How can I strip HTML tags from a string in ASP.NET?

html
htmlagilitypack
html-tag-stripping
regex
Alex KataevbyAlex Kataev·Jan 17, 2025
TLDR

Stripping HTML tags is as easy as this Regex.Replace magic trick in ASP.NET:

string cleanText = Regex.Replace(dirtyHtml, "<[^>]+>", string.Empty);

The charm <[^>]+> disarms all HTML tags, and string.Empty banishes them, leaving you with pure text.

Limitations of regex in HTML tags stripping

Now, interrupting our regularly scheduled programming; Regex is great, but tl;dr: It has its moments of tripping over shoelaces. Handling stubborn HTML character entities and nested tags aren't its forte. And, when it sees ">" in attribute values, it's like a deer in headlights. So, for a user-proof, reliable HTML tag stripping, consider calling in the big guns, aka a library with parsing power such as HtmlAgilityPack.

Using HtmlAgilityPack for robust HTML parsing

HtmlAgilityPack, a .NET library, is for HTML what a Swiss Army knife is for... well, everything. It makes removing HTML tags feel like snapping fingers. To use it:

  1. Whisper "HtmlAgilityPack" to NuGet, it's basically the candy store for .NET goodies.
  2. Load your HTML into an HtmlDocument object as if it's the guest of honor.
  3. Use the InnerText property to retrieve text without tags; no autographs, please.

Here's how to enchant with code:

var htmlDoc = new HtmlAgilityPack.HtmlDocument(); // Behold, the magical parchment htmlDoc.LoadHtml(dirtyHtml); // Take that, dirty HTML! string cleanText = htmlDoc.DocumentNode.InnerText; // And voila! Clean as a newborn unicorn

Converting the ancient HTML entities

Tags or not, HTML feels naked without its HTML character entities like &amp;. To convert them back to recognizable characters, use HttpUtility.HtmlDecode:

cleanText = HttpUtility.HtmlDecode(cleanText); // Bibbidi-bobbidi-boo!
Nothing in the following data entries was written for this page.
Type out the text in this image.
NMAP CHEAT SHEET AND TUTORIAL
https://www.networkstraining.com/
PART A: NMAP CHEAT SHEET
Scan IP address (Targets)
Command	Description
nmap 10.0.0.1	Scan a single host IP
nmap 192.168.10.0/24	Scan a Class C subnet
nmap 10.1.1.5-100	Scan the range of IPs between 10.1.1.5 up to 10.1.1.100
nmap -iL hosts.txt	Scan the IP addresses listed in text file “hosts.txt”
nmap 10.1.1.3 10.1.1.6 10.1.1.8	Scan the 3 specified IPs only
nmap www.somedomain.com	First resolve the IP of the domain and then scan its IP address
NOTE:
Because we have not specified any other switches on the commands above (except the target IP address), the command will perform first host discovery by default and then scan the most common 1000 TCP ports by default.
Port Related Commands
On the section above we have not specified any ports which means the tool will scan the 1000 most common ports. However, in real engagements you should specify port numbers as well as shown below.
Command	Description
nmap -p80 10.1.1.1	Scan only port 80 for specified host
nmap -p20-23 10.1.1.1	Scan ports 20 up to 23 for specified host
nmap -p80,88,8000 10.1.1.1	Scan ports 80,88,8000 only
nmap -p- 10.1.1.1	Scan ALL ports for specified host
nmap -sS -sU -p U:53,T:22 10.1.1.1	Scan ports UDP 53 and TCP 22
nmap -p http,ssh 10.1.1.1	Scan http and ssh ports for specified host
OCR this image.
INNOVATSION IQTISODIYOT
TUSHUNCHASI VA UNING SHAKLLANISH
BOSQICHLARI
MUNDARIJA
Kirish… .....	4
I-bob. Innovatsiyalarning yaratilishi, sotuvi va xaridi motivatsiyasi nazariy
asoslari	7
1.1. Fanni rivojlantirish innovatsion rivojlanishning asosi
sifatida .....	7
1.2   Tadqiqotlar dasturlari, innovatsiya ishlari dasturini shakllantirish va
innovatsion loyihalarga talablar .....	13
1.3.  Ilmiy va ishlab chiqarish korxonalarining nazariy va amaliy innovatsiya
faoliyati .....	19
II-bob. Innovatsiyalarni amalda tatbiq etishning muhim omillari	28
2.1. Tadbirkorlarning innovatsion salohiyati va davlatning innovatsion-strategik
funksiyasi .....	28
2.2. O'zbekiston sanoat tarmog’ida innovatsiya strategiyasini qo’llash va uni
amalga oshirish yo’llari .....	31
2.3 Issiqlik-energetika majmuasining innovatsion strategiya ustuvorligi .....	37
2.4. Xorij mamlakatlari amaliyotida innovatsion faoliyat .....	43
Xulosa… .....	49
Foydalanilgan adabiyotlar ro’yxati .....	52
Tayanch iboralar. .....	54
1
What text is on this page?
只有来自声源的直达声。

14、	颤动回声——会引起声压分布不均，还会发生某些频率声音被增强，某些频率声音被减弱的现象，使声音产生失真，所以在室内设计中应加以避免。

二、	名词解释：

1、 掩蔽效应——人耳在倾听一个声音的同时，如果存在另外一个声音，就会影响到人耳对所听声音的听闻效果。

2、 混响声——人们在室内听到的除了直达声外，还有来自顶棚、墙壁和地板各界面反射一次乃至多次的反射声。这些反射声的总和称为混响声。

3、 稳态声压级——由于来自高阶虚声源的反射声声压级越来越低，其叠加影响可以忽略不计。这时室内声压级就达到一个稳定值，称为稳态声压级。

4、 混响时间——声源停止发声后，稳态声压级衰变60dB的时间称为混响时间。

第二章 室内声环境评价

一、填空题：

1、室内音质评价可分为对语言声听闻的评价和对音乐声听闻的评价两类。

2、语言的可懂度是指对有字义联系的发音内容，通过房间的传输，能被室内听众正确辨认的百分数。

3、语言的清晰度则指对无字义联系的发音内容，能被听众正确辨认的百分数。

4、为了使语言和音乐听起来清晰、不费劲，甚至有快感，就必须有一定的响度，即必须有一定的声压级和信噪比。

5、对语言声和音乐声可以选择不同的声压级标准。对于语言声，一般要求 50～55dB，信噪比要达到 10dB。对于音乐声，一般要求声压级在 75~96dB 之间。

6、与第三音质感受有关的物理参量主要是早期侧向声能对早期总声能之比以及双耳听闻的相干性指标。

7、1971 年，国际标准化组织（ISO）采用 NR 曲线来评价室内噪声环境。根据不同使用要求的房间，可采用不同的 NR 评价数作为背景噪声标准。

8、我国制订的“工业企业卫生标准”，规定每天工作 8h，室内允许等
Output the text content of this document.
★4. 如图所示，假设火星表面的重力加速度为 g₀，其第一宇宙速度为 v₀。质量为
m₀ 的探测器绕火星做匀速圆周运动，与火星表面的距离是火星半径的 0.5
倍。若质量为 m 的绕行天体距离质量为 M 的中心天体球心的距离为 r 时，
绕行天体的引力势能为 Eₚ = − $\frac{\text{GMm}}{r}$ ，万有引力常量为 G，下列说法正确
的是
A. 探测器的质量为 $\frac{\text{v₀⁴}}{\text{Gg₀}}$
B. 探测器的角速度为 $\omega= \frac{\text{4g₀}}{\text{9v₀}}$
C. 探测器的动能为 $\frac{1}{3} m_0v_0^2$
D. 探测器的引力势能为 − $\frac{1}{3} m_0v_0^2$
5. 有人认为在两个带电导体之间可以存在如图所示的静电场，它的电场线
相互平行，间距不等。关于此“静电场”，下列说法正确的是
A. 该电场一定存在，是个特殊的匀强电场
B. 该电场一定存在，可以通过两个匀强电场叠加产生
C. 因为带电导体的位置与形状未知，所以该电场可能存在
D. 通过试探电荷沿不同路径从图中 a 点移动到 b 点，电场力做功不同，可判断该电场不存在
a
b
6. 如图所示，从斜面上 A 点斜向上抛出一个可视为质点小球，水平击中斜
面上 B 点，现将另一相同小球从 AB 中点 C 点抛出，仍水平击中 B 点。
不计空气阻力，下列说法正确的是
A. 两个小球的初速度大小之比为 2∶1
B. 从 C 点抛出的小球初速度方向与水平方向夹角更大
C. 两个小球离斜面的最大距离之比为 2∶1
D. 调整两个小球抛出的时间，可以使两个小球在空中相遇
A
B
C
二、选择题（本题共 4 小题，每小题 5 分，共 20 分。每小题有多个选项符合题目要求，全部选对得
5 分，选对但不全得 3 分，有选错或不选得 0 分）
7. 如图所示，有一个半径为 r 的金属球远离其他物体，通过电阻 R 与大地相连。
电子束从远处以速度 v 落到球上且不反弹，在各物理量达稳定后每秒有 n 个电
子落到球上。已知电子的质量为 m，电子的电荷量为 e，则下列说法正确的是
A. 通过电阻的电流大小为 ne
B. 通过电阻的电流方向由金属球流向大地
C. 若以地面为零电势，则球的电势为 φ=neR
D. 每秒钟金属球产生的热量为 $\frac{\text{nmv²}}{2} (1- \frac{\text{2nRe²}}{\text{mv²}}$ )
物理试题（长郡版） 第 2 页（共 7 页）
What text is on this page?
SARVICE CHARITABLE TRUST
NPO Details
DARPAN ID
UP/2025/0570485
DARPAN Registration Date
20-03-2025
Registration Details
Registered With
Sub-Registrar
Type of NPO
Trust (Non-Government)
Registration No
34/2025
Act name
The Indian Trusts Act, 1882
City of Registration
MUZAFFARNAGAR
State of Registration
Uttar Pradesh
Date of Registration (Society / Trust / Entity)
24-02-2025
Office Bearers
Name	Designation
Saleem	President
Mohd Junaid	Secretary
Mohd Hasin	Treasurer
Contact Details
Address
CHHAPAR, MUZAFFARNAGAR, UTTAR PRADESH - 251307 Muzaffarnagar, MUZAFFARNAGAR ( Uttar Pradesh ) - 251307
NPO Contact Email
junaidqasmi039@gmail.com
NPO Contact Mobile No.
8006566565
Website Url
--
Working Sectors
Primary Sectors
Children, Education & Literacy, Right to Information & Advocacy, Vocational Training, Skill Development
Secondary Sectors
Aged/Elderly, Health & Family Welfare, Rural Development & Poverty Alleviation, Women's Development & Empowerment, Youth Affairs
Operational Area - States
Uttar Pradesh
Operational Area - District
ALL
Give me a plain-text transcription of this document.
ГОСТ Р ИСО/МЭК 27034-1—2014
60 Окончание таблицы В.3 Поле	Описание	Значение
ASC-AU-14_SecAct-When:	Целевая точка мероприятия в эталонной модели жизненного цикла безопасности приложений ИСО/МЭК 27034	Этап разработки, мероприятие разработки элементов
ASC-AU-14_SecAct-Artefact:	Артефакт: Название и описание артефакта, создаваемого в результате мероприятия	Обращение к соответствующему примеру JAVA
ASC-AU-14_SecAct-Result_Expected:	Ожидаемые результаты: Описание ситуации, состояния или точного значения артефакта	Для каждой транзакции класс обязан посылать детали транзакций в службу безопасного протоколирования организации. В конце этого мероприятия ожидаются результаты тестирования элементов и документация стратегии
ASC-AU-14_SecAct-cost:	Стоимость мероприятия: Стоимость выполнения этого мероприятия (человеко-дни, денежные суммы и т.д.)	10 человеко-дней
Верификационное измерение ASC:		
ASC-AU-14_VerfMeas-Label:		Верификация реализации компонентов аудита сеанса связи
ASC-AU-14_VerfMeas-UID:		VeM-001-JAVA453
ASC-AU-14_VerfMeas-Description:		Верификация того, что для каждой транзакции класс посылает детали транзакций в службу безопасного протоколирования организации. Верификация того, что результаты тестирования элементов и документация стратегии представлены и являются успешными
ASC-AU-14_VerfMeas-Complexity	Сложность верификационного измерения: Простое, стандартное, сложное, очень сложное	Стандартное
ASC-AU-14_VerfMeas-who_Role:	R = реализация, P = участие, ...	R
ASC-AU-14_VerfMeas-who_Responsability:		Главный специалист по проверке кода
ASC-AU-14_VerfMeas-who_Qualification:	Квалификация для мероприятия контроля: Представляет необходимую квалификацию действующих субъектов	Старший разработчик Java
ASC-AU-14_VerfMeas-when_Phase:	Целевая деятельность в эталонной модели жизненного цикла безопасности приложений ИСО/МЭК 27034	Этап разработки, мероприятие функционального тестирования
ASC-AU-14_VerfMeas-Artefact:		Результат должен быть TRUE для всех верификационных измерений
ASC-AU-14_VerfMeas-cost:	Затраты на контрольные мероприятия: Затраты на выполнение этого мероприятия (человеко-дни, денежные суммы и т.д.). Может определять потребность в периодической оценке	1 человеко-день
Things to consider when using regex and HtmlAgilityPack

  • Performance: Its a snail vs cheetah scenario; regex is slower compared to parsers. Especially with large strings, a parser wins the race.
  • Safety first: Regex and XSS can be an explosive combination. A slip up in regex might make your program vulnerable.
  • Keep it clean: Regex is like a dirty room. HtmlAgilityPack is your cleaning service; it makes your code more readable and maintainable.
  • The fantastic four: Scripts, comments, CDATA sections and edge cases can make you trip in regex. HtmlAgilityPack takes care of these smoothly.

HtmlAgilityPack vs regex

While regex can be quick and dirty, parsers like HtmlAgilityPack offer reliability and maintainability:

  • Sleek handling of complex HTML structures.
  • Better performance with sizable or complex HTML inputs.
  • No false alarm when dealing with content within a tag's attributes.

A checklist for HTML tag stripping

  1. Sanitize: Always clean the veggies (user input) before cooking.
  2. Normalize: Post stripping, don't forget to normalize whitespace and trim the text.
  3. Decode: Replace HTML character entities with their original characters.
  4. Test: Because who knows what might break your function! Test your method with various pitfall strings to ensure its survival.